NC State has laid its goals out for this season and more banners are on the top of the list. The team’s newcomers are well aware.
“With all of our transfers coming in, our main goal is to try to get back to that Final Four and actually win the championship this time,” Pass said. “It’s very important, so I know all of the guys are very locked in.”
But in the meantime, the Wolfpack will take in its final moments of reflection on the Pack’s magical run. NC State coach Kevin Keatts, who declared himself a “winner” when he accepted the job in 2017, pulled through on that take with the hardware from March.

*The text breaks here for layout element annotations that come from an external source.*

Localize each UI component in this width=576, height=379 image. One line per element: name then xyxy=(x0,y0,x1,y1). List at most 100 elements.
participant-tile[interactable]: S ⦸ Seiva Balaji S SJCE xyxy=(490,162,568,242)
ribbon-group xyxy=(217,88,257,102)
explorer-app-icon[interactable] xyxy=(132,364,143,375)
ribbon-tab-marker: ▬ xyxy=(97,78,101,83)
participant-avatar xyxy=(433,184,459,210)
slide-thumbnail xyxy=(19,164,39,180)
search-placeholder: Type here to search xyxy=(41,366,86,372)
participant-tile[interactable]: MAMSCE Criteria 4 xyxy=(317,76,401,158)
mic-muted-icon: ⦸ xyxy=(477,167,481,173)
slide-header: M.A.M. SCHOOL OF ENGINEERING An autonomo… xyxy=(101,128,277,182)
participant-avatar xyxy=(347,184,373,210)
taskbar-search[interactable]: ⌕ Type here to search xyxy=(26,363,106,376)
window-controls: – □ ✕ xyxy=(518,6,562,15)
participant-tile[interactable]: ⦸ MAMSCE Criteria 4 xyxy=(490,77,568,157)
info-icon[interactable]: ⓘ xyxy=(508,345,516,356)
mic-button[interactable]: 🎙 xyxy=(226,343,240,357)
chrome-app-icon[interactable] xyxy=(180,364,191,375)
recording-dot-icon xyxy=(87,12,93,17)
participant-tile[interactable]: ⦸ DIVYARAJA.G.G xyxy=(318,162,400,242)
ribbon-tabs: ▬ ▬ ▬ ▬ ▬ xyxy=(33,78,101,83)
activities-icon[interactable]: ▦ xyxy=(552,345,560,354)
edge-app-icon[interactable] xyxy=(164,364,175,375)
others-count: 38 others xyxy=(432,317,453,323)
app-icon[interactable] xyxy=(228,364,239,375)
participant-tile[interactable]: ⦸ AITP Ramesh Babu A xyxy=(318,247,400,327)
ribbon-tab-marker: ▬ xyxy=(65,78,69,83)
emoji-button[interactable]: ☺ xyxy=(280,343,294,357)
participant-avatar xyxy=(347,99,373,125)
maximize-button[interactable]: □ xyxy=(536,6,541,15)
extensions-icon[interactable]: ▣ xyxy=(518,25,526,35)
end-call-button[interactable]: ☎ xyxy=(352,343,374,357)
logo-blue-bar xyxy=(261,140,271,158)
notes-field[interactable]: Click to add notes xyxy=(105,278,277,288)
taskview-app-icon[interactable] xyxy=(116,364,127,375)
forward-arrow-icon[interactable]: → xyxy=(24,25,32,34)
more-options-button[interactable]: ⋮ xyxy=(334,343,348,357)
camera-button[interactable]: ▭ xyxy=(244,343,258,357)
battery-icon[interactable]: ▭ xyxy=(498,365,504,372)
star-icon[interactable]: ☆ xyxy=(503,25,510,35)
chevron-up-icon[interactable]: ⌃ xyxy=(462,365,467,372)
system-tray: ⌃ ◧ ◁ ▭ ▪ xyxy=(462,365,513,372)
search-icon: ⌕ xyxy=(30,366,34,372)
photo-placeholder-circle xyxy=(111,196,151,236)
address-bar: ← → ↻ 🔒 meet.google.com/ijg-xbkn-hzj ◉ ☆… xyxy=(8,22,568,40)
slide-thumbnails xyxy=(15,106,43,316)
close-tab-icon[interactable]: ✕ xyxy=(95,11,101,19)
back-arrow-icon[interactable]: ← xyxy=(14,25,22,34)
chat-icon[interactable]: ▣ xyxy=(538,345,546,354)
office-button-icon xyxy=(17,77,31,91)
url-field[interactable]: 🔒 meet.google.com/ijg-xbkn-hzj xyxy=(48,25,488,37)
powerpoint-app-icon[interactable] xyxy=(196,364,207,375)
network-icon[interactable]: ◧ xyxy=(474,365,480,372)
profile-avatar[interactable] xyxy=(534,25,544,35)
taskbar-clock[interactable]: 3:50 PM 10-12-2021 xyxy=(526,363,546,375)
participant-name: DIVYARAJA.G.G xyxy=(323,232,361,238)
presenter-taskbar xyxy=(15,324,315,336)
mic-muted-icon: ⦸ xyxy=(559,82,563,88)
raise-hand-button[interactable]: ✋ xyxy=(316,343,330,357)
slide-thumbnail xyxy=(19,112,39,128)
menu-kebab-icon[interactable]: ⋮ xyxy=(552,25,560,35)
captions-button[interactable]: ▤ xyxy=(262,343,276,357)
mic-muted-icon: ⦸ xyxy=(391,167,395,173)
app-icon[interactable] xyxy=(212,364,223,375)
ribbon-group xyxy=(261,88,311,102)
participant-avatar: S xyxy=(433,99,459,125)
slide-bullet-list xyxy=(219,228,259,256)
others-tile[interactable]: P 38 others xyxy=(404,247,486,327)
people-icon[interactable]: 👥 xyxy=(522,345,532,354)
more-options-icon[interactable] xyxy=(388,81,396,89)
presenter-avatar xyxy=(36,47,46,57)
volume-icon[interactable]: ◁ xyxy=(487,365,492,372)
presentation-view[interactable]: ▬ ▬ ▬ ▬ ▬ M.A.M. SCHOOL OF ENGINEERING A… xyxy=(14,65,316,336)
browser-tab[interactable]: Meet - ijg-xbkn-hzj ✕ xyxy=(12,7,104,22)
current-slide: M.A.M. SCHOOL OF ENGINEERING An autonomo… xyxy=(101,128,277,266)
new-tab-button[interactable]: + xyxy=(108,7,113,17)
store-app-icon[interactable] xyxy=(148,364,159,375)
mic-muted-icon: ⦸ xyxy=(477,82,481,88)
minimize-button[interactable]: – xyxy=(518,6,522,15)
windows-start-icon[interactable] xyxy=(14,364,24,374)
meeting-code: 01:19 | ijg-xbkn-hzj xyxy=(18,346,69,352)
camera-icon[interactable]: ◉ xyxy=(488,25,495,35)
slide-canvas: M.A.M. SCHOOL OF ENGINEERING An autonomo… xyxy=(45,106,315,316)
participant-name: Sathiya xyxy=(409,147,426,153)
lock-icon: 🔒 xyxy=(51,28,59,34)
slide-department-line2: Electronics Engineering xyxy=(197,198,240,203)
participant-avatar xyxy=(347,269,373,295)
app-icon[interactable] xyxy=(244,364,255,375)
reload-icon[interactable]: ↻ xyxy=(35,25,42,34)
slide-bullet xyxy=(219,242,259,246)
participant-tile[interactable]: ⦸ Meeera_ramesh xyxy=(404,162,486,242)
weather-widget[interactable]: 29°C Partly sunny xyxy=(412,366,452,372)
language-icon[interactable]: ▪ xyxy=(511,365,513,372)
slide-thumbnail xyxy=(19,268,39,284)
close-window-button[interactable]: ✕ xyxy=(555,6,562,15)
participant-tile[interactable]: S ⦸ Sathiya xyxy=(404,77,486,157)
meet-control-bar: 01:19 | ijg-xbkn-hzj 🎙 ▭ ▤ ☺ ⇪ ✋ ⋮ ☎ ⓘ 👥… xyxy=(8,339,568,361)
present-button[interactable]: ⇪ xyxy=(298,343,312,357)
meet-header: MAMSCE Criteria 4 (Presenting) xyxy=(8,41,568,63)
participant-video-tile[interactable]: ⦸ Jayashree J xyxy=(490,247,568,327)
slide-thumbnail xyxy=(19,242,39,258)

The eighth-year coach isn’t taking the postseason success for granted, and he was happy to give NC State’s fan base a new men’s basketball memory to hold on to.
“When you’re making history at your school, that goes a long way. And we’re making history. We’re hanging banners. This particular group will be forever known. A lot of the folks growing up that went to NC State or have current kids or grandkids, have never had a chance to experience anything like it. Now, they do.”